Block times are subject to the following constraints:

  • If you stamp your block with a time too far in the future, no one else will build on it (miners will not build on a block timestamped "from the future").
  • Your block time cannot be stamped with an earlier time than its parent.
  • Difficulty is kept lowest (best deal for miners) by not stamping blocks as earlier than they actually occur.

Taken together, these factors suggest that most blocks produced by small hashrate miners who are not trying to manipulate anything will be pretty close to accurate. However, it is trivial for a more powerful miner to manipulate timestamps over short periods, especially if there is something to be gained by doing this.

Ultimate, there is no cryptographic way to verify the timestamp itself--only the ordering of certain cryptographic structures. Therefore block.timestamp needs to be supplemented with some other strategy in the case of high-value/risk applications.

17

First, a basic: using strict equality == block.timestamp would not be safe, since a block with that exact timestamp may never get mined. So use >= block.timestamp

Now it depends on what happens when the contract "expiration time" is reached. For reasons similar to the safe use of BLOCKHASH, block.timestamp should only be safely used if the total amount of value resting on what the contract does at "expiration time", is lower than what a miner earns by mining a single block. If the outcome of a lottery worth millions depends on block.timestamp, the timestamp will probably be manipulated.
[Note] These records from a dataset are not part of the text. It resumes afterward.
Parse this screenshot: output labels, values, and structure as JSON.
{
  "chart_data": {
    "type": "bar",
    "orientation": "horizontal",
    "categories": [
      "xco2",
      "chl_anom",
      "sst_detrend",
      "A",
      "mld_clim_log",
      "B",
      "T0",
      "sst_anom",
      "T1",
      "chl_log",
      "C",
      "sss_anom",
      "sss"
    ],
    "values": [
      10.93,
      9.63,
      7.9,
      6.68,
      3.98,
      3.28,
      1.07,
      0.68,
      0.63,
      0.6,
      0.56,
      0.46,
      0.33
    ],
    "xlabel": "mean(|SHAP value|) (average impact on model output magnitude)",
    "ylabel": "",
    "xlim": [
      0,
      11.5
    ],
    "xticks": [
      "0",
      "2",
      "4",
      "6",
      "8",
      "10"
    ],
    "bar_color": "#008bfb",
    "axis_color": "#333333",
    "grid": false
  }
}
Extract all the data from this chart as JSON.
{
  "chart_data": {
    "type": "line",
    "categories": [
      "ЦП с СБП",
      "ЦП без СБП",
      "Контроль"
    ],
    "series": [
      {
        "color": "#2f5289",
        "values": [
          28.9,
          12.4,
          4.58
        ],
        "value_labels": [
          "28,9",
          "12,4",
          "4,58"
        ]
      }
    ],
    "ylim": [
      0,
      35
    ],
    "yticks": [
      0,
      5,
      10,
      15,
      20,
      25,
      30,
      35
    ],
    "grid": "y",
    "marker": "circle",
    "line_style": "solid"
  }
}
The Yellow Paper does not have any answer to "how much can it be off before it is rejected by other nodes". If block.timestamp is used, the only guarantee (equation 43) is that block.timestamp is greater than that of its parent. But there are game theoretic reasons why block.timestamp won't be significantly wrong.

From the Solidity docs another thing to watch for is: You publish a transaction at a time X, this transaction contains some code that calls block.timestamp and is included in a block whose timestamp is Y and this block is included into the canonical chain (published) at a time Z. The value of block.timestamp will be identical to Y, and X <= Y <= Z

2
  • Maybe I should elaborate more in my answer: there are ways for larger miners to manipulate timestamps while incurring lower costs than the value of a single block reward. So the use of block.timestamp cannot be made strictly safe by only using low values the way BLOCKHASH randomness can be. Commented Jan 23, 2016 at 0:19
  • I can edit or strikethrough my answer and refer to the ways larger miners can manipulate timestamps with low costs... what should I refer to?
    – eth
    Commented Jan 23, 2016 at 0:50
1

A more secure solution would be to rely on block.number and an estimated time per block increment. Let's say you wanted to create a lease for a contract with a specific end date. You could calculate the approximate time with:

estimated_time_in_blocks = lease_length_in_seconds / average_block_time_in_seconds
lease_end_block_number = current_block + estimated_time_in_blocks

In your contract you can then check:

block.number <= lease_end_block_number

The example in Mastering Ethereum is:

with a 10 second block time, 1 week equates to approximately, 60480 blocks. Thus, specifying a block number at which to change a contract state can be more secure, as miners are unable easily to manipulate the block number.